Parents May Be Able to Lower Kids’ Autism Risk

4 minute read

Autism experts still disagree over a lot of things about the developmental disorder, but there is one idea that unites most of them — that the earlier the condition can be diagnosed, and the sooner interventions, from medications to behavioral therapies, can be tried, the more likely that child will be to develop normally.

The latest research, published Wednesday in the journal Lancet Psychiatry, pushes this idea even further by intervening with one of the youngest group of babies yet — those who are 7 months to 10 months old. Jonathan Green from the University of Manchester, in England, and his colleagues say that teaching parents to get more in tune with the signals coming from infants who are at high risk of developing autism can change their babies’ behavior and shift them toward a pattern of more normal development.

MORE: Autism Symptoms Disappeared With Behavioral Therapy in Babies

The scientists focused on a group of 54 families with at least one autistic child. About 20% of siblings of autistic children end up developing the disorder themselves, so Green and his team randomly assigned parents of these babies to either receive a new parent-training program or to get no additional intervention at all. While previous studies have also looked at such parenting programs, most have focused on toddlers once they have been diagnosed with autism, which generally occurs around age 3.

During the training sessions, which occurred over five months, a therapist visited the home and videotaped parents interacting with their infants and then analyzed the behaviors. Rather than assuming the babies would make sounds or fidget if they wanted something, parents were asked to pay close attention to the signs their infants were providing, and find ways to recognize and respond to them so the babies would be more likely to engage and interact with their parents rather than turn away. After at least six such sessions, the infants of parents who did this showed improvements in their ability to pay attention, as well as better flexibility in shifting their attention from one object to another. Presumably the plasticity, or flexibility of the developing brain, especially in the first year of life, is making it possible to redirect some of the processes that may be veering toward autism.

MORE: How Brain Waves May Be the Clue to Diagnosing Autism

“Taken together, we think all of these improvements across different areas of measurement suggest that we improved risk markers for autism at this age,” Green said during a news conference discussing the findings. “Therefore logically we can say that we potentially lowered the risk of later autism development in these infants. At this point we think the results are promising.”

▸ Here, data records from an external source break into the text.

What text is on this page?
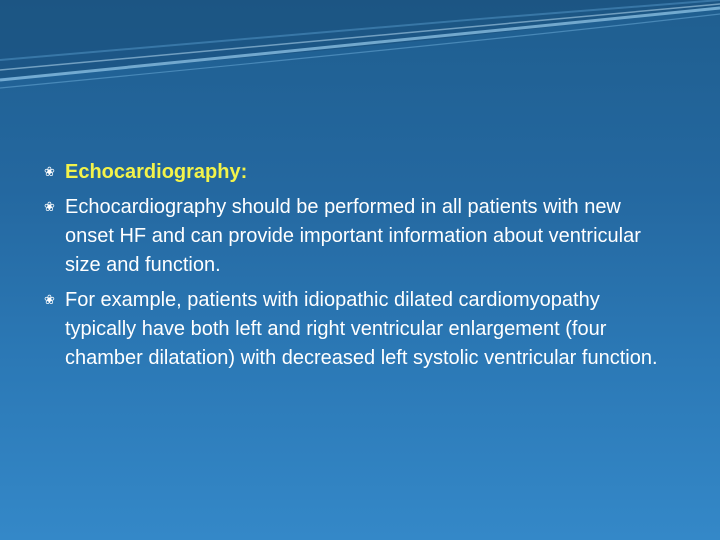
❀ Echocardiography:
❀ Echocardiography should be performed in all patients with new onset HF and can provide important information about ventricular size and function.
❀ For example, patients with idiopathic dilated cardiomyopathy typically have both left and right ventricular enlargement (four chamber dilatation) with decreased left systolic ventricular function.
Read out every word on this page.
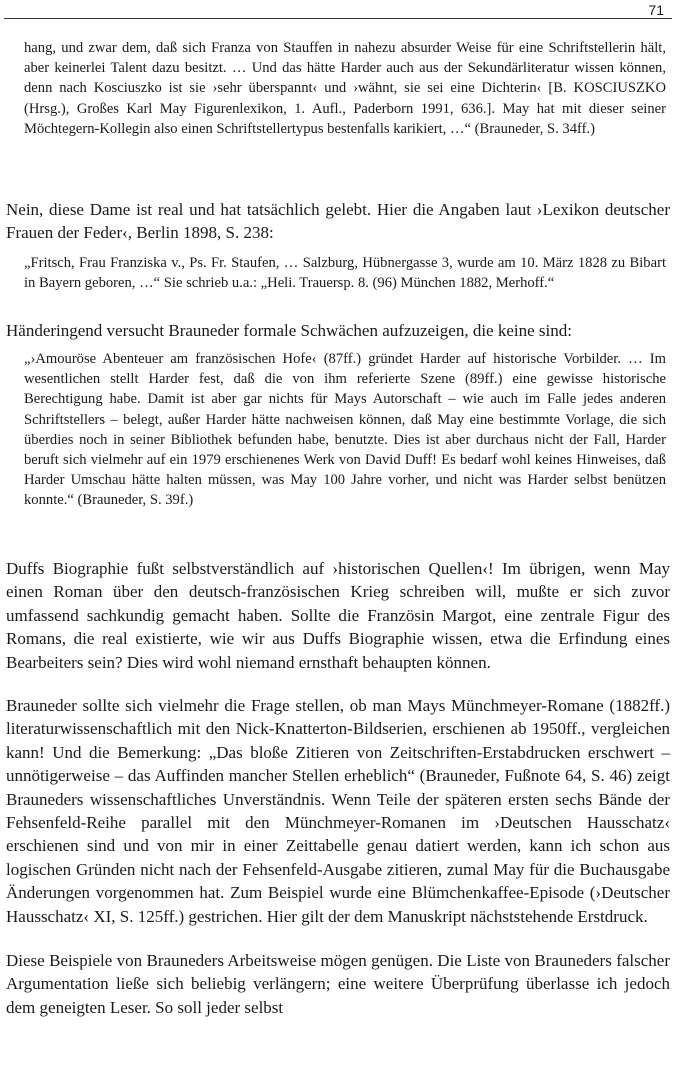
71

hang, und zwar dem, daß sich Franza von Stauffen in nahezu absurder Weise für eine Schriftstellerin hält, aber keinerlei Talent dazu besitzt. … Und das hätte Harder auch aus der Sekundärliteratur wissen können, denn nach Kosciuszko ist sie ›sehr überspannt‹ und ›wähnt, sie sei eine Dichterin‹ [B. KOSCIUSZKO (Hrsg.), Großes Karl May Figurenlexikon, 1. Aufl., Paderborn 1991, 636.]. May hat mit dieser seiner Möchtegern-Kollegin also einen Schriftstellertypus bestenfalls karikiert, …“ (Brauneder, S. 34ff.)

Nein, diese Dame ist real und hat tatsächlich gelebt. Hier die Angaben laut ›Lexikon deutscher Frauen der Feder‹, Berlin 1898, S. 238:

„Fritsch, Frau Franziska v., Ps. Fr. Staufen, … Salzburg, Hübnergasse 3, wurde am 10. März 1828 zu Bibart in Bayern geboren, …“ Sie schrieb u.a.: „Heli. Trauersp. 8. (96) München 1882, Merhoff.“

Händeringend versucht Brauneder formale Schwächen aufzuzeigen, die keine sind:

„›Amouröse Abenteuer am französischen Hofe‹ (87ff.) gründet Harder auf historische Vorbilder. … Im wesentlichen stellt Harder fest, daß die von ihm referierte Szene (89ff.) eine gewisse historische Berechtigung habe. Damit ist aber gar nichts für Mays Autorschaft – wie auch im Falle jedes anderen Schriftstellers – belegt, außer Harder hätte nachweisen können, daß May eine bestimmte Vorlage, die sich überdies noch in seiner Bibliothek befunden habe, benutzte. Dies ist aber durchaus nicht der Fall, Harder beruft sich vielmehr auf ein 1979 erschienenes Werk von David Duff! Es bedarf wohl keines Hinweises, daß Harder Umschau hätte halten müssen, was May 100 Jahre vorher, und nicht was Harder selbst benützen konnte.“ (Brauneder, S. 39f.)

Duffs Biographie fußt selbstverständlich auf ›historischen Quellen‹! Im übrigen, wenn May einen Roman über den deutsch-französischen Krieg schreiben will, mußte er sich zuvor umfassend sachkundig gemacht haben. Sollte die Französin Margot, eine zentrale Figur des Romans, die real existierte, wie wir aus Duffs Biographie wissen, etwa die Erfindung eines Bearbeiters sein? Dies wird wohl niemand ernsthaft behaupten können.

Brauneder sollte sich vielmehr die Frage stellen, ob man Mays Münchmeyer-Romane (1882ff.) literaturwissenschaftlich mit den Nick-Knatterton-Bildserien, erschienen ab 1950ff., vergleichen kann! Und die Bemerkung: „Das bloße Zitieren von Zeitschriften-Erstabdrucken erschwert – unnötigerweise – das Auffinden mancher Stellen erheblich“ (Brauneder, Fußnote 64, S. 46) zeigt Brauneders wissenschaftliches Unverständnis. Wenn Teile der späteren ersten sechs Bände der Fehsenfeld-Reihe parallel mit den Münchmeyer-Romanen im ›Deutschen Hausschatz‹ erschienen sind und von mir in einer Zeittabelle genau datiert werden, kann ich schon aus logischen Gründen nicht nach der Fehsenfeld-Ausgabe zitieren, zumal May für die Buchausgabe Änderungen vorgenommen hat. Zum Beispiel wurde eine Blümchenkaffee-Episode (›Deutscher Hausschatz‹ XI, S. 125ff.) gestrichen. Hier gilt der dem Manuskript nächststehende Erstdruck.

Diese Beispiele von Brauneders Arbeitsweise mögen genügen. Die Liste von Brauneders falscher Argumentation ließe sich beliebig verlängern; eine weitere Überprüfung überlasse ich jedoch dem geneigten Leser. So soll jeder selbst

He stressed that the babies have not been tested yet for autism, which will occur when they are around 3 years old, but that the changes he and his team saw strongly suggest that the path to autism may have been interrupted, or at least suppressed in some way. “What we hope is to eventually demonstrate that by changing something critical in the environment, that we can push the organic brain-development process, the neurocognitive process, back on a typical trajectory,” says Tony Charman, a professor of psychology at King’s College London and one of the co-authors. “That’s the theoretical hope.”

MORE: Major Autism Studies Identify Dozens of Contributing Genes

The findings aren’t the first to show that intervening at such an early age with high-risk babies can potentially lower their chances of developing autism. In 2014, researchers at the University of California, Davis, tested an intensive parenting model in which parents engaged in intensive, focused play with their infants who were 6 months old, and achieved similarly encouraging results. In that study, the infants even showed brain changes that suggested their cognitive processes were normalizing to look more like those of children unaffected by autism. In Green’s study, they also saw evidence that the infants’ ability to shift attention improved after the parenting sessions to look more like those at low risk of developing autism.

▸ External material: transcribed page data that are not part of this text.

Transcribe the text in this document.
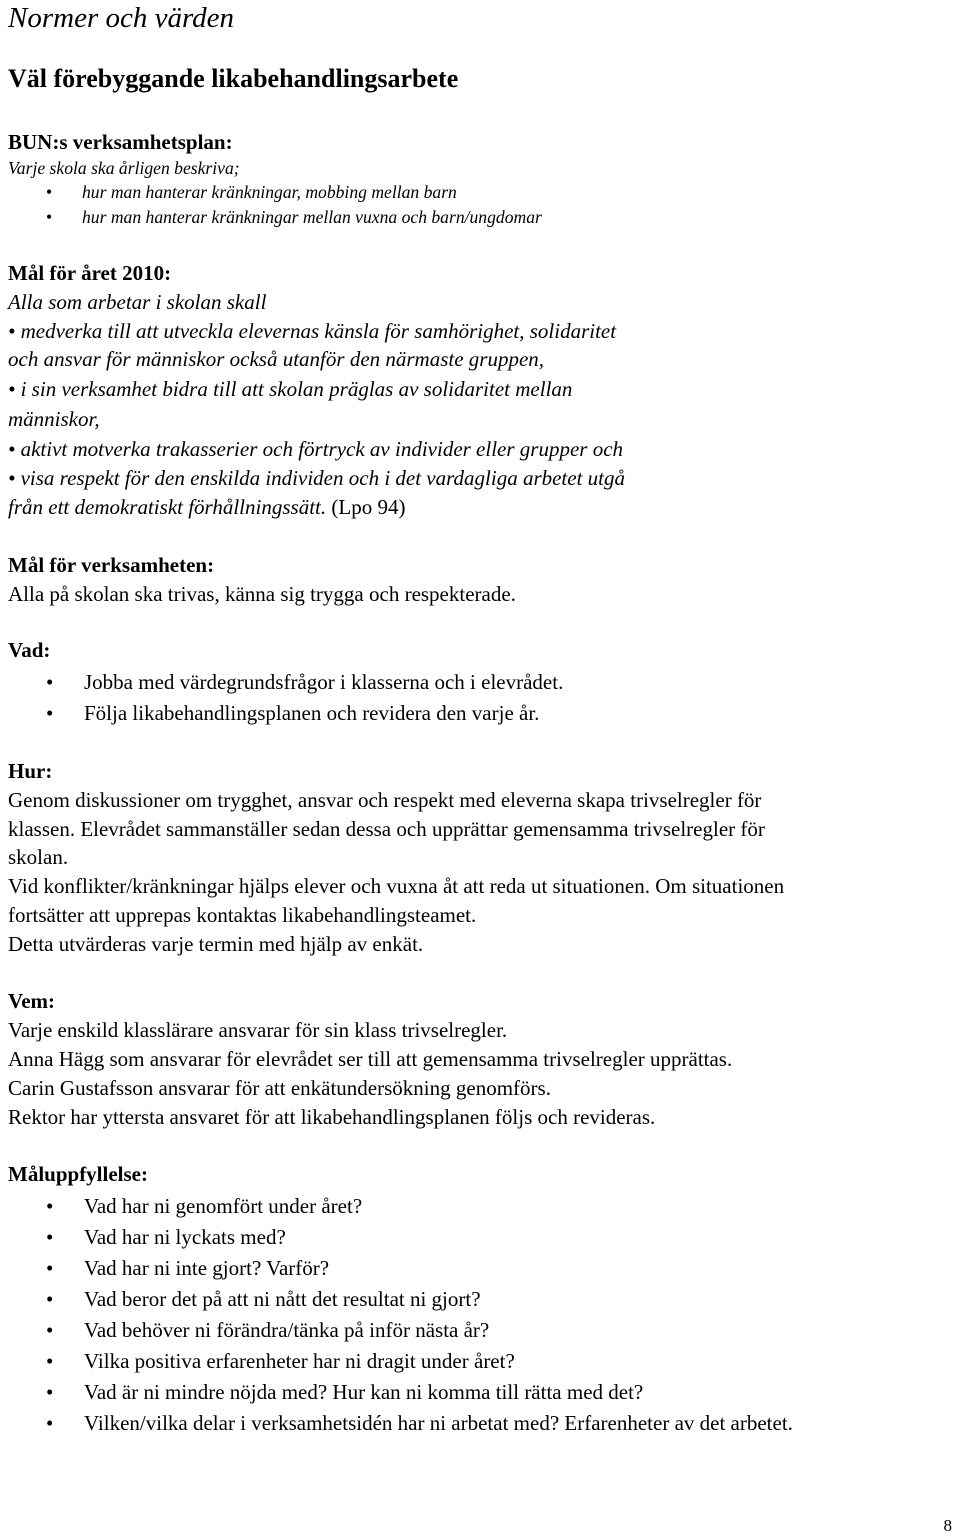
Normer och värden
Väl förebyggande likabehandlingsarbete
BUN:s verksamhetsplan:
Varje skola ska årligen beskriva;
• hur man hanterar kränkningar, mobbing mellan barn
• hur man hanterar kränkningar mellan vuxna och barn/ungdomar
Mål för året 2010:
Alla som arbetar i skolan skall
• medverka till att utveckla elevernas känsla för samhörighet, solidaritet
och ansvar för människor också utanför den närmaste gruppen,
• i sin verksamhet bidra till att skolan präglas av solidaritet mellan
människor,
• aktivt motverka trakasserier och förtryck av individer eller grupper och
• visa respekt för den enskilda individen och i det vardagliga arbetet utgå
från ett demokratiskt förhållningssätt. (Lpo 94)
Mål för verksamheten:
Alla på skolan ska trivas, känna sig trygga och respekterade.
Vad:
• Jobba med värdegrundsfrågor i klasserna och i elevrådet.
• Följa likabehandlingsplanen och revidera den varje år.
Hur:
Genom diskussioner om trygghet, ansvar och respekt med eleverna skapa trivselregler för
klassen. Elevrådet sammanställer sedan dessa och upprättar gemensamma trivselregler för
skolan.
Vid konflikter/kränkningar hjälps elever och vuxna åt att reda ut situationen. Om situationen
fortsätter att upprepas kontaktas likabehandlingsteamet.
Detta utvärderas varje termin med hjälp av enkät.
Vem:
Varje enskild klasslärare ansvarar för sin klass trivselregler.
Anna Hägg som ansvarar för elevrådet ser till att gemensamma trivselregler upprättas.
Carin Gustafsson ansvarar för att enkätundersökning genomförs.
Rektor har yttersta ansvaret för att likabehandlingsplanen följs och revideras.
Måluppfyllelse:
• Vad har ni genomfört under året?
• Vad har ni lyckats med?
• Vad har ni inte gjort? Varför?
• Vad beror det på att ni nått det resultat ni gjort?
• Vad behöver ni förändra/tänka på inför nästa år?
• Vilka positiva erfarenheter har ni dragit under året?
• Vad är ni mindre nöjda med? Hur kan ni komma till rätta med det?
• Vilken/vilka delar i verksamhetsidén har ni arbetat med? Erfarenheter av det arbetet.
8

MORE: Behavior Therapy Normalizes Brains of Autistic Children

Green said that the findings need to be repeated with dozens more families, but he’s encouraged by the initial success. “These parents need to have enhanced skills to deal with some of the biological vulnerability they are faced with in their children,” he said. “There are great advantages to parent-mediated interventions of this kind; once the parents are skilled up in this way, the therapy can go on 24-7 at home. It’s important to intervene throughout childhood.”